Arouse: A Spiral of Bliss Novel (Book One)

“I…” My throat is aching. “I don’t know why you thought I would.”

 

“I’m sorry.” He lets go of me and drags a hand through his hair, letting out a heavy sigh. “Please believe that, if nothing else. I want… I thought if I told you, if you understood about the whole pregnancy thing… I don’t know. I want us to be okay again.”

 

My heart breaks a little more. Once upon a time I would never have imagined we could be anything but okay.

 

We don’t speak the entire way back. When we reach the place where we started, Dean pulls me to him and tucks me underneath his arm.

 

I move closer to him, but there’s a gap between us, my shoulder pressing into the wrong place, my body no longer fitting quite so perfectly into the space against his side.

 

 

 

 

 

CHAPTER FOURTEEN

 

 

 

 

 

October 16

 

 

 

 

e was married before. My husband was married before.

 

He was my first in so many ways—my first lover, my first love, my first confidante, my first and only hero—but he knew a lot of women before me and had had a lot of experience. And while that knowledge has needled me every now and then, I’ve always been secure in the fact that I am his first and only wife.

 

But, as it turns out, I’m not.

 

I’m not who I thought I was. I don’t even know how to process that. I can’t make any sense of it.

 

And I have no idea what to do with this new information about the Former Wife, so I’m trying very hard not to think about it. Not to think about her or what the hell happens next. Both Dean and I know how buried secrets can poison you, which is just one of the things that makes it so hard to accept that he hadn’t told me.

 

Suppressing a surge of pain, I put a mixing bowl on the counter of my cooking station and yank open the cutlery drawer.

 

“You can do it, Liv,” Tyler insists. He’s standing beside me, looking neat and professional in his chef’s jacket.

 

I glower at him. I feel like I’m in detention. Everyone else in class is steaming fish en papillote, but Tyler has instructed me—and me alone—to make a soufflé.

 

Yeah.

 

I’m still struggling with the knotted idea of Dean’s first marriage, still trying not to think about it while unable to make it go away, and now Tyler is singling me out to do something I really don’t want to do.

 

“But why?” I sound a little whiney. I’ve made three soufflés in the past six weeks and they’ve all been disastrous.

 

Tyler is firm—and oblivious to my inner turmoil. “I told you why. You need to know what it feels like to make a proper soufflé.”

 

“Tyler, I’m sure I can live quite happily without experiencing that thrilling emotion.”

 

“Maybe so. But I still want you to try.”

 

I mutter and grumble to make a point. I really want to wrap fish up in cute little paper bags, but because I am still a dutiful student who always does what the teacher asks, I get out a carton of eggs.

 

After another couple of seconds, I turn off my internal complainer and focus on the task. I complete the mise en place, measuring out the ingredients, grating the parmesan cheese, separating the eggs.

 

On a whim, I also chop scallions, cheddar cheese, and a few strips of cooked bacon. I mix butter and flour for the sauce, then whisk in hot milk and seasonings.

 

Once I get going, I lose track of time. Around me, the sounds of cooking rise in a pleasing symphony—chopping, sizzling, stirring. I beat the egg whites, slowly folding them into the sauce and rotating with the grated cheese. I pour the mixture into the ramekin.

 

My oven beeps to indicate the preheating is complete. I carefully slide the dish inside, then close the door and turn on the interior light so I can watch it cook. I alternate between cleaning my station and peering through the glass.

 

After my station is clean, I twist a dishtowel anxiously and crouch in front of the oven. The darned thing actually looks good. It’s rising.

 

Don’t fall.

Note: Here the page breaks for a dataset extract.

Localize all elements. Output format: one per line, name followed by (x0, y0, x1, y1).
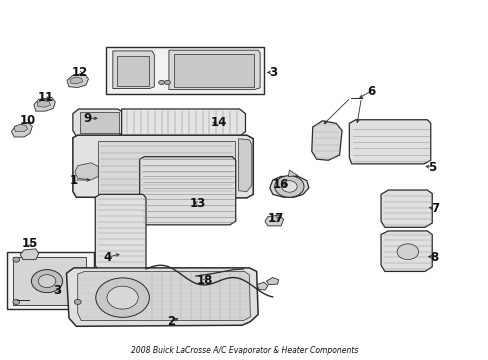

Don’t fall.

 

As I wait for the endless last five minutes of baking time, I realize Tyler hasn’t stopped by my station at all to check on my progress. I stand to look for him. He’s making his rounds to all the other stations, pointing out this and that.

 

He catches my eye. I feel like holding up my hands in a “Dude, what’s the deal?” gesture—after all, he made me attempt the soufflé again—but then he winks.

 

The timer dings. I almost hold my breath as I grab two oven mitts and open the door.

 

Oh my God.

 

It looks incredible. Puffy and golden-brown, my soufflé rises dramatically over the rim of the dish a good three inches, like a movie star preening for the camera. It’s at least doubled in volume. The heavenly aromas of cheese, bacon, and scallions drift to me in a wave of heat.

 

“Tyler.” My voice comes out a squeak. My heart pounds as I carefully transfer the dish to the counter. “Tyler!”

 

Now it’s a shriek because, Good Lord, the man has got to see this before it starts to collapse.

 

My fellow students all turn, and Tyler hurries to my station. The rest of the class follows.